From November 8 to December 8, 1910, a World Chess Championship match was played in Berlin between the champion Emanuel Lasker and the challenger David Janowski. It was the second world championship match played in 1910, following Lasker's title defense against Carl Schlechter earlier that year. Lasker successfully defended his title, with the score—Lasker winning 8 games, Janowski winning none, and 3 draws—being the most one-sided in World Chess Championship history.

==Background==

Lasker and Janowski played two exhibition matches in 1909, the first drawn (+2 -2) and the second won convincingly by Lasker (+7 =2 -1). The longer 1909 match has sometimes been called a world championship match, but research by Edward Winter indicates that the title was not at stake.

==Results==

The first player to win eight games would be World Champion.

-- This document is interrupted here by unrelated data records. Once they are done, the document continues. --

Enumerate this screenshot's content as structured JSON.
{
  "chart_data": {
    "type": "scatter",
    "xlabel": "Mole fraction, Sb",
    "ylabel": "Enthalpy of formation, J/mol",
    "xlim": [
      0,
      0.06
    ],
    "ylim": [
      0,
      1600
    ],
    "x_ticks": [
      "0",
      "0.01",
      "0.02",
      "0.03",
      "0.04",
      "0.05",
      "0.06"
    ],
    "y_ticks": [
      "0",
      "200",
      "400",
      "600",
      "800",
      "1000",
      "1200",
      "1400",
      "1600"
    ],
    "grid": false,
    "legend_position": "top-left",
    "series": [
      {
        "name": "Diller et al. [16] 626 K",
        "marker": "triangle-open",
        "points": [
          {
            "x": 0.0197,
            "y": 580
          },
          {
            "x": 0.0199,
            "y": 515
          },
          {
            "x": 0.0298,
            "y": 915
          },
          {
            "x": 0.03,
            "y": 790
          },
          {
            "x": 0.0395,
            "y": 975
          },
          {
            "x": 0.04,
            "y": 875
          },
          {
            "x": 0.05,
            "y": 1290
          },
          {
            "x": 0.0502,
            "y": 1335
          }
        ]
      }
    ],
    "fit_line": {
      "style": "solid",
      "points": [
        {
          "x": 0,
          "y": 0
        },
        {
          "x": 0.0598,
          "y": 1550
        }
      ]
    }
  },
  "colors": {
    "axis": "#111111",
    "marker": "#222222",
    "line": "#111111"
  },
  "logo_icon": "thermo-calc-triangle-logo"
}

World Chess Championship Match Nov-Dec 1910
|  | 1 | 2 | 3 | 4 | 5 | 6 | 7 | 8 | 9 | 10 | 11 | Wins | Total |
|---|---|---|---|---|---|---|---|---|---|---|---|---|---|
| Emanuel Lasker (Germany) | 1 | = | = | 1 | 1 | = | 1 | 1 | 1 | 1 | 1 | 8 | 9½ |
| David Janowski (France) | 0 | = | = | 0 | 0 | = | 0 | 0 | 0 | 0 | 0 | 0 | 1½ |

Lasker retained the title in the most one-sided World Championship of all time.